Regardant ces gravures, on jette un œil dans le rétroviseur des années, on prend le chemin en marche arrière et l’on fait la pause entre les années 1948 et 1960, une époque « que les moins de 40 ans ne peuvent pas connaître », celle qui raconte l’histoire d’une société de consommation encore dépourvue de télévision et d’internet. Alors, le moindre support papier se prête à recueillir les publicités du moment.

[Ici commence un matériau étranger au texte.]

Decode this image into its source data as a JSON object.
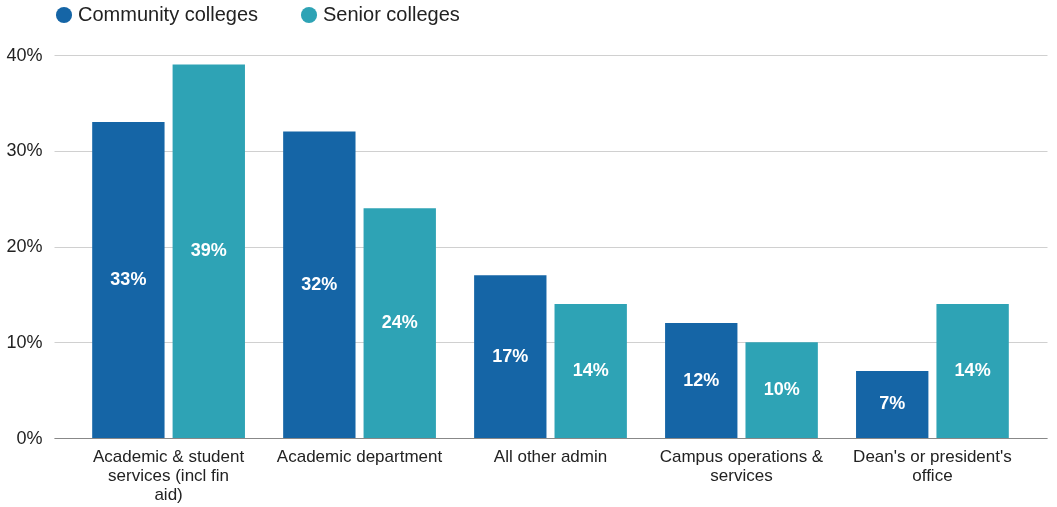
{
  "chart_data": {
    "type": "bar",
    "categories": [
      "Academic & student services (incl fin aid)",
      "Academic department",
      "All other admin",
      "Campus operations & services",
      "Dean's or president's office"
    ],
    "series": [
      {
        "name": "Community colleges",
        "color": "#1565a6",
        "values": [
          33,
          32,
          17,
          12,
          7
        ],
        "value_labels": [
          "33%",
          "32%",
          "17%",
          "12%",
          "7%"
        ]
      },
      {
        "name": "Senior colleges",
        "color": "#2ea3b5",
        "values": [
          39,
          24,
          14,
          10,
          14
        ],
        "value_labels": [
          "39%",
          "24%",
          "14%",
          "10%",
          "14%"
        ]
      }
    ],
    "ylim": [
      0,
      40
    ],
    "yticks": [
      {
        "value": 0,
        "label": "0%"
      },
      {
        "value": 10,
        "label": "10%"
      },
      {
        "value": 20,
        "label": "20%"
      },
      {
        "value": 30,
        "label": "30%"
      },
      {
        "value": 40,
        "label": "40%"
      }
    ],
    "grid": "y",
    "legend": "top left"
  }
}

Il y a quelques décennies, l’usage du stylo bille n’était pas généralisé. Tout bon écolier ne connaissait que la plume et l’encre. Le buvard, cette sorte de papier absorbant, était donc indispensable pour essuyer le trop plein d’encre pour l’empêcher de se diffuser, de s’infiltrer entre les fibres du papier annulant toute la peine que l’on avait eu à former « la belle écriture ».

Et comme le buvard était utilisé par tous, les publicitaires ne tardèrent pas à s’en emparer en imprimant leurs slogans et faire « la réclame » de produits populaires et proches des préoccupations des gens. En dehors de celles présentées ci-contre, à titre d’exemples, on retrouvait pèle mêle : La vache qui rit, la brosse à dents, le chocolat Meunier, l’amidon Rémy, André, le chausseur sachant chausser, la moutarde
Amora, la montre Lip, le critérium, le ruban adhésif : scotch…

De toutes ces publicités et slogans, il ne reste plus qu’un souvenir très estompé recouvert, aujourd’hui,
par une avalanche de pubs télévisées dont certaines ne sont pas toujours du meilleur goût.